Media

Whoopi Goldberg suspended from ‘The View’ over Holocaust remarks

Whoopi Goldberg has been suspended from ABC’s “The View” for two weeks following her comments on the Holocaust.

“Effective immediately, I am suspending Whoopi Goldberg for two weeks for her wrong and hurtful comments. While Whoopi has apologized, I’ve asked her to take time to reflect and learn about the impact of her comments,” Kim Godwin, president of ABC News, said in a statement.

“The entire ABC News organization stands in solidarity with our Jewish colleagues, friends, family and communities,” she added. 

The announcement followed one day after Goldberg told her co-hosts on the show that the Holocaust was “not about race” as they were discussing the Pulitzer Prize-winning graphic novel “Maus” and the decision to remove it by a Tennessee school board from a curriculum for eighth grade language arts.

“If you’re going to do this, then let’s be truthful about it,” Goldberg said on Monday during the discussion. “Because the Holocaust isn’t about race.
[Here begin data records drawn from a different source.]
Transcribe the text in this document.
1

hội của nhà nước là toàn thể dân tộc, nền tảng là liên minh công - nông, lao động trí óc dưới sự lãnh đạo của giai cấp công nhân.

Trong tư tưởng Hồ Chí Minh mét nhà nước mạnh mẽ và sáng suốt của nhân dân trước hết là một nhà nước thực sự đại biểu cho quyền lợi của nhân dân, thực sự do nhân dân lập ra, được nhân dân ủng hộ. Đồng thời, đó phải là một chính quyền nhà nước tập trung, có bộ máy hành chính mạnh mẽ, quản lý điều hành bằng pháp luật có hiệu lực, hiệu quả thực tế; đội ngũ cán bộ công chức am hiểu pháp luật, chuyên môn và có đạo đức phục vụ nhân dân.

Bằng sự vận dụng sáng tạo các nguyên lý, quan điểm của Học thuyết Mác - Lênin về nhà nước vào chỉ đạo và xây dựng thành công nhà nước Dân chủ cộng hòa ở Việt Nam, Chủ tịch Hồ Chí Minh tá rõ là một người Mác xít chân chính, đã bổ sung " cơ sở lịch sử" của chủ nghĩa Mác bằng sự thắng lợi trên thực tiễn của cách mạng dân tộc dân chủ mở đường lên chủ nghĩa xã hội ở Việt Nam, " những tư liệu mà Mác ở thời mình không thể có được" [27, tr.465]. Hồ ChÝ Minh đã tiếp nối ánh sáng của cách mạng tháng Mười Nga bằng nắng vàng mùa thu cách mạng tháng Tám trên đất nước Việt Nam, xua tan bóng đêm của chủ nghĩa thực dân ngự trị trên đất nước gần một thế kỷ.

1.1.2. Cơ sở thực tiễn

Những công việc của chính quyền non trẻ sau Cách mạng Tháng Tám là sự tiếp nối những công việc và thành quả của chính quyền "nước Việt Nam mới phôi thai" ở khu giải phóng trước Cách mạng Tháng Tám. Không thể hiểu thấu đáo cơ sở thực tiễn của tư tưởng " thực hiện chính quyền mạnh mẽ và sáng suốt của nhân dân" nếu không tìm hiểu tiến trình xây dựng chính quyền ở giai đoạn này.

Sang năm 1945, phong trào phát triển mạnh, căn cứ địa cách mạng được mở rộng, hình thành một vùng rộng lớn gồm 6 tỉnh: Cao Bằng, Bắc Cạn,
No, it’s not about race.”

Asked by co-host Joy Behar what the Holocaust was about, Goldberg responded, “It’s about man’s inhumanity to man.”

“That’s what it’s about,” she added.

Following an interjection from another co-host, Ana Navarro, who said the Holocaust was about “going after Jews and gypsies,” Goldberg pushed back again.

 
“But these are two groups of white people,” Goldberg cut in. “But you’re missing the point. The minute you turn it into race, it goes down this alley. Let’s talk about it for what it is. It’s how people treat each other. It’s a problem. It doesn’t matter if you’re Black or white because Black, white, Jews … everybody eats each other.” 
 
Goldberg later apologized on social media after she received backlash for the comments.
 
“On today’s show, I said the Holocaust ‘is not about race, but about man’s inhumanity to man.’ I should have said it is about both. As Jonathan Greenblatt from the Anti-Defamation League shared, ‘The Holocaust was about the Nazi’s sympathetic annihilation of the Jewish people – who they deemed the inferior race.’ I stand corrected,” she said in a statement posted to Twitter.
 
“The Jewish people around the world have always had my support and that will never waiver. I’m sorry for the hurt I have caused,” she added.
 
The move comes several months after she signed a contract to stay on with “The View” for at least four more years. Goldberg has been with the program for 15 seasons so far.